The Importance Of Being Earnest

Ah, we're back to my true love: period films! It really did start it all for me -- the romance, the setting, the dialogue, the nonsensical farce of it all. Period pieces are my crack. Now, add some Oscar Wilde wit to it, and some Colin Firth goodness, and you've got the quickest route to my heart. The Importance Of Being Earnest is a delight to watch, and something you will come back to more and more as time passes. Indeed, like an old friend, I keep visiting these characters over and over for a wonderful catch up.
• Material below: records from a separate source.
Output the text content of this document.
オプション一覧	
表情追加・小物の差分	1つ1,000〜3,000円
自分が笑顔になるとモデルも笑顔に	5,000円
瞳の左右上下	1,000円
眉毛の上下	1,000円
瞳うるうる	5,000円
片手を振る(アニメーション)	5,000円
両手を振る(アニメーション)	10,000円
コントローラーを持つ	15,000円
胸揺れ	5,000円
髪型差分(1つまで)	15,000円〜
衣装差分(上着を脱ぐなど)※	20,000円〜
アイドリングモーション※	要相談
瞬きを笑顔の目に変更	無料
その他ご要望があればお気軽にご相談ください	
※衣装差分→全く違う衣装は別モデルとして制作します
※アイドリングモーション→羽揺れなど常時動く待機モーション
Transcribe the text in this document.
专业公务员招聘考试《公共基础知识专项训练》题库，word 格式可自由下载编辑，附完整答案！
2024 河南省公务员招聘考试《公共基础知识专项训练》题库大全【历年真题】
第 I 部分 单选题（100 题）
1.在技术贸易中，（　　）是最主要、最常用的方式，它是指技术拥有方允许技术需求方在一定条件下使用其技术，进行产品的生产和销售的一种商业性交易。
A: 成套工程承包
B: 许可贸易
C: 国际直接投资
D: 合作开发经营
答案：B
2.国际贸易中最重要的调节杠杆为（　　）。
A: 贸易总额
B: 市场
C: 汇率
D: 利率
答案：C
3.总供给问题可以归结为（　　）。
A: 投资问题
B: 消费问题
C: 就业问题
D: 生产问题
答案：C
A superb cast brings Oscar Wilde's classic comedy of manners to life in the third big-screen adaptation of this hilarious look at fun, games, and dubious ethics among the British upper crust. Algernon Moncrieff (Rupert Everett) is a slightly shady, but charming gentlemen from a wealthy family who has a bad habit of throwing his money away. Algernon has a close friend named Jack Worthing (Colin Firth), a self-made man who acts as a ward to his cousin, a beautiful young lady named Cecily (Reese Witherspoon). Algernon has created an alter ego to help him get out of tight spots brought on by his financial improprieties, and when he learns that Jack has created a false identity of his own -- Earnest, a brother living in London whose exploits have earned him no small amount of notoriety -- Algernon arrives for a weekend visit in the country posing as the mysterious Earnest. Having heard of Earnest's misadventures many times over the years, Cecily had developed something of an infatuation with the lovable rogue, and Algernon's impersonation of him works no small degree of magic on Cecily. Meanwhile, Algernon's cousin, Gwendolyn (Frances O'Connor), arrives for the weekend, and is startled to discover Jack is also there -- except that she knows him as bad-boy Earnest. So just who is in love with who? How will Lady Bracknell (Judi Dench) handle the matter of her daughter Gwendolyn's suitors? And what's the truth about Jack's mysterious heritage? The Importance of Being Earnest was director Oliver Parker's second film adaptation of an Oscar Wilde comedy; he previously helmed An Ideal Husband, which also starred Rupert Everett. Everett and Colin Firth also co-starred in the 1984 drama Another Country.